I first built a simple class structure for the game in Python to represent all the game state and stubbed out a couple functions to implement the game logic. The next step was to decide how the state was going to fed into the network. In the original deep Q-learning paper, the authors used a convolutional neural network to feed in frames from gameplay video. I instead chose to explicit represent the state using the following values:

  • Number of players in the game
  • Current game round number
  • Cash currently held by each player
  • Number of dice currently on each casino
  • Money available at each casino
  • Number of dice of each value in the current roll

Explicitly representing the state also resulted in a different structure for the network itself. The input layer simply received a normalized vector of the state values above. The second fully-connected layer was simply half the size of the first layer. Both of the first two layers used a ReLU activation function. The final output layer was also fully connected but with a linear activation function and a size of six to represent the choice of each possible die. After training the AI against 4 random opponents, the AI was able to win around 50% of games which I was pretty happy with given the inherent randomness of the game. However, the evaluation was by no means robust and something that definitely needs to be improved upon.

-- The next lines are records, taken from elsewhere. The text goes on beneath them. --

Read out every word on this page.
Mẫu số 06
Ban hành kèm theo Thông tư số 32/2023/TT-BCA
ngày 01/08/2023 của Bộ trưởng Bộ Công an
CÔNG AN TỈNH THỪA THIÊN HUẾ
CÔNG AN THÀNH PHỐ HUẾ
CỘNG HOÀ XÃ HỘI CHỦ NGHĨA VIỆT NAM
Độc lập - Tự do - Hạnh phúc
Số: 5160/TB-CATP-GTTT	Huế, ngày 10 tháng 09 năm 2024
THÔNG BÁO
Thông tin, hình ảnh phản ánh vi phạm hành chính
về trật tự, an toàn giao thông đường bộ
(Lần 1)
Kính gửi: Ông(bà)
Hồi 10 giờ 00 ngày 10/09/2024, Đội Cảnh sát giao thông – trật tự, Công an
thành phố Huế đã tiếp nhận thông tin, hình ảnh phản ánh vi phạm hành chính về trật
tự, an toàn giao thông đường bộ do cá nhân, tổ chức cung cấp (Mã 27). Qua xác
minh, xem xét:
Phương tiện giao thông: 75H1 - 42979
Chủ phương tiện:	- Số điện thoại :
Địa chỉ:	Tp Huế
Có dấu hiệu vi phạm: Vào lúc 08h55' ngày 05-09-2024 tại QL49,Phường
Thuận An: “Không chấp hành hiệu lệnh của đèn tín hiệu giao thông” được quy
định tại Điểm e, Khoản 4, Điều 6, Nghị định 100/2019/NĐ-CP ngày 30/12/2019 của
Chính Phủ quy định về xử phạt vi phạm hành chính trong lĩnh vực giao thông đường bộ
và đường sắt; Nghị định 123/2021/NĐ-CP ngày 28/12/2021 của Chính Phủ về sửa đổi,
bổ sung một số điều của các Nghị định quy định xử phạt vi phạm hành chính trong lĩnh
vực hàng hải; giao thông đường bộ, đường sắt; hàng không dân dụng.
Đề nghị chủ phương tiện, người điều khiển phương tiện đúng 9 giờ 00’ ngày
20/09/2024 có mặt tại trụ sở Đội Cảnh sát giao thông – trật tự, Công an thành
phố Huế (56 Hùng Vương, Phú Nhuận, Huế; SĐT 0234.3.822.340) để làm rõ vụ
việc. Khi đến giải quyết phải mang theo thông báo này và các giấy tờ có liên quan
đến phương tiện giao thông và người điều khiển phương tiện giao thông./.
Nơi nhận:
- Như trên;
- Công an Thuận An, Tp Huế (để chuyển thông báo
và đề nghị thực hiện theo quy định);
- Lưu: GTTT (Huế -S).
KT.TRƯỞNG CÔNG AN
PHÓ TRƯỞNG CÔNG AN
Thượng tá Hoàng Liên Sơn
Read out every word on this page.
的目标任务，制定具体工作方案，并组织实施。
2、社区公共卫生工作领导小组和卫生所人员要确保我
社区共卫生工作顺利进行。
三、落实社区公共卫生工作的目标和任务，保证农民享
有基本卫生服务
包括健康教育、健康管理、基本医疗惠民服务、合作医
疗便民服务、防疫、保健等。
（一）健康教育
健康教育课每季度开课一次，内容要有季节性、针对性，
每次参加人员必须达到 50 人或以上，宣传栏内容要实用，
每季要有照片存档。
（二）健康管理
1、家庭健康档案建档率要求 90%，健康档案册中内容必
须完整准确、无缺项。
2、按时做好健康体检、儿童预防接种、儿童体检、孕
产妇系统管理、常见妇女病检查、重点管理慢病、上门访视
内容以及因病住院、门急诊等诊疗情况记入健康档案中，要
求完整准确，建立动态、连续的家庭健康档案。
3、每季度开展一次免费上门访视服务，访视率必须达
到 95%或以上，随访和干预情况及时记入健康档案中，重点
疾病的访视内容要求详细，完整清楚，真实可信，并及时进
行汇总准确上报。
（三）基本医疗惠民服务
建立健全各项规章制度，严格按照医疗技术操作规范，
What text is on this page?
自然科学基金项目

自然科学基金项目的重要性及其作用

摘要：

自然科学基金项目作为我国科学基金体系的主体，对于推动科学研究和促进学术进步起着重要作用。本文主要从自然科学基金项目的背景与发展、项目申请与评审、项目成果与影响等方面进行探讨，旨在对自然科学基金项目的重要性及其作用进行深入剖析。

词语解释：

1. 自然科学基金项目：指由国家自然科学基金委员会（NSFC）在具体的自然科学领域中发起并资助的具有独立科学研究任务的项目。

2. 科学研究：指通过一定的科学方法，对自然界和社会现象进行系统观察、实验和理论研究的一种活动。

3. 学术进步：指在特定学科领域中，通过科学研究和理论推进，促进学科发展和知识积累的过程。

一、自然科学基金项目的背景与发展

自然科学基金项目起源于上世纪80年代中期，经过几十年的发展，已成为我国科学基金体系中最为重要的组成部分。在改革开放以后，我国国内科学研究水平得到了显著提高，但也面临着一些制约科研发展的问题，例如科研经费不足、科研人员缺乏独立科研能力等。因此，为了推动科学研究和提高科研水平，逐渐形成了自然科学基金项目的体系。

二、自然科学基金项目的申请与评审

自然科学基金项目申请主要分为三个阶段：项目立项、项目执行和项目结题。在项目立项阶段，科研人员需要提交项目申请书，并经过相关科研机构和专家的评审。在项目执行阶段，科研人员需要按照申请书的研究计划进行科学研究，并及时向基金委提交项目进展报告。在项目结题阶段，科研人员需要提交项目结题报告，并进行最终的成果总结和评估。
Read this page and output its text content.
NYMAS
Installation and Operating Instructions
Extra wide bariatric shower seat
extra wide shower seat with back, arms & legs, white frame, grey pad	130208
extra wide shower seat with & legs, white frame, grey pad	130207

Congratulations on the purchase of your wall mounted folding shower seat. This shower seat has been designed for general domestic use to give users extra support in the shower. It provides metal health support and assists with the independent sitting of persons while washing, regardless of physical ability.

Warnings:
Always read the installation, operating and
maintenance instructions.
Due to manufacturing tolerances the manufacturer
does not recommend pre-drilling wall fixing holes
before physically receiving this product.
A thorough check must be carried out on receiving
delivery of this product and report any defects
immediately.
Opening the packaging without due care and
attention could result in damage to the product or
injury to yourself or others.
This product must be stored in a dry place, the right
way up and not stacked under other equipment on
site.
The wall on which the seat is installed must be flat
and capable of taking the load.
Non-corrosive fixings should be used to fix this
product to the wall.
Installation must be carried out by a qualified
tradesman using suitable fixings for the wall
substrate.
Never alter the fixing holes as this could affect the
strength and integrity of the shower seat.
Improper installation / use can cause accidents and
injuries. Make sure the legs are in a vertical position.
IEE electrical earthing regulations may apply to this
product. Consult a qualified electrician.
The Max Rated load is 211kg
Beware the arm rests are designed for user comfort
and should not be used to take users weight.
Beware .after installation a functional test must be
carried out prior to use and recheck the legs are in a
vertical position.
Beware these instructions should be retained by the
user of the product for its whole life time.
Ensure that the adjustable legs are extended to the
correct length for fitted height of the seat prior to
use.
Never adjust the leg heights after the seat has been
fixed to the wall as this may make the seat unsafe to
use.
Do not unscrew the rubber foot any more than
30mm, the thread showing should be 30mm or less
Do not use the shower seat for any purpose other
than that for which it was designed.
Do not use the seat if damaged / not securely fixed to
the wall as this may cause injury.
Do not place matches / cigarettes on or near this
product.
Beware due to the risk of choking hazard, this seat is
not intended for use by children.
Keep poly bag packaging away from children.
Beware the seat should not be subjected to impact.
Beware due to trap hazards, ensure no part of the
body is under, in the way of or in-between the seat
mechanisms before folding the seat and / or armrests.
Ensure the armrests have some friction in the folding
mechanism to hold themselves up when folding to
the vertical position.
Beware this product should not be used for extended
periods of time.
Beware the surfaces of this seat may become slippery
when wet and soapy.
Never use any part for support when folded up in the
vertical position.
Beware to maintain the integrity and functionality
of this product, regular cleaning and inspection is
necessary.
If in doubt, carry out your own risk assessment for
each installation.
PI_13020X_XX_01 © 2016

I later implemented hyperparameter optimization using the Hyperopt library. After much more training, I tried to optimize the reward values, discount factor), and other parameters specific to deep Q-learning. This led me to change the kernel initializer to LeCun uniform, the activation function of the first two layers to a sigmoid function, and the optimization algorithm from RMSprop to Adam. This was mostly for a bit more fun although it did seem to provide about a 20% performance improvement on some simple evaluations I tried.

Since this is just a fun side project, one of the next things on my agenda is to implement a UI using boardgame.io so I can get a sense of how the AI “feels.” All in all, this was a pretty fun project. The source code is available on GitHub for anyone who wants to play with it.